The Supreme Court on Wednesday set aside the July 27, 2006 order of the Bombay High Court that had directed the Government to dispense with the requirement of censor board certificate for screening of films for the Award.
A Bench of Justice Tarun Chatterji and Justice RV Raveendran upheld the Centre’s stand that films made by independent filmmakers must get certificates from the Censor Board of Film Certification.
On a petition filed by noted film maker Anand Patwardhan and two others, the High Court had struck down as discriminatory the Government regulation that exempted only Doordarshan and Film and Television Institute of India films from the requirement of prior censor board clearance.

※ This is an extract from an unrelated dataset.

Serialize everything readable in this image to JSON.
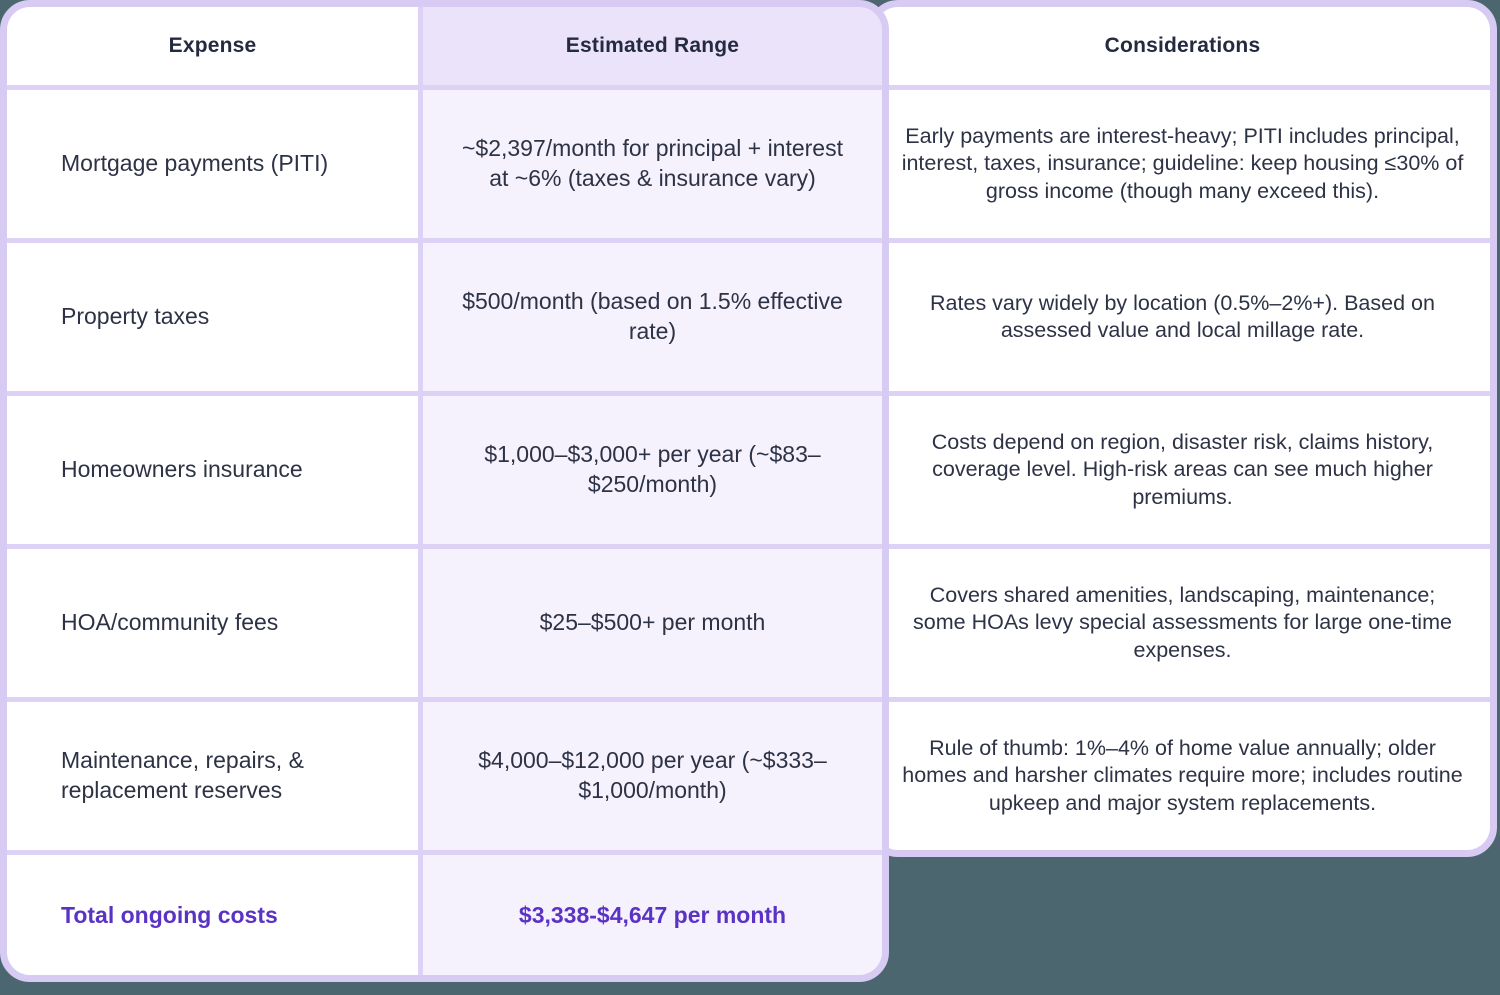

Petitioners - Patwardhan, Gaurav Ashvin Jani and Simantiini Dhuruv - had contended that not giving the exemption from censor board certificate to the works of independent filmmakers was arbitrary and against their fundamental right to equality and freedom of speech and expression guaranteed under the Constitution.
The Centre chose not to announce the awards and instead challenged the High Court order in the apex court that stayed the High Court verdict in December last year.
The Centre submitted that if films were allowed to participate in the Awards without censorship certificate, there was likelihood of a substantial difference in the film screened and awarded and the certified version of the same available for public viewing.
Reacting to the verdict, Patwardhan told Hindustan Times that "it is a retrograde verdict putting powers in the hands of the bureaucrats who are known to be prone to pressure from the political party in power."
Maintaining that awards were meant to recognise the creativity of an artist, he said “in fact now the awards should go to the censor board as the original work of an artist would not be allowed to be screened before the jury."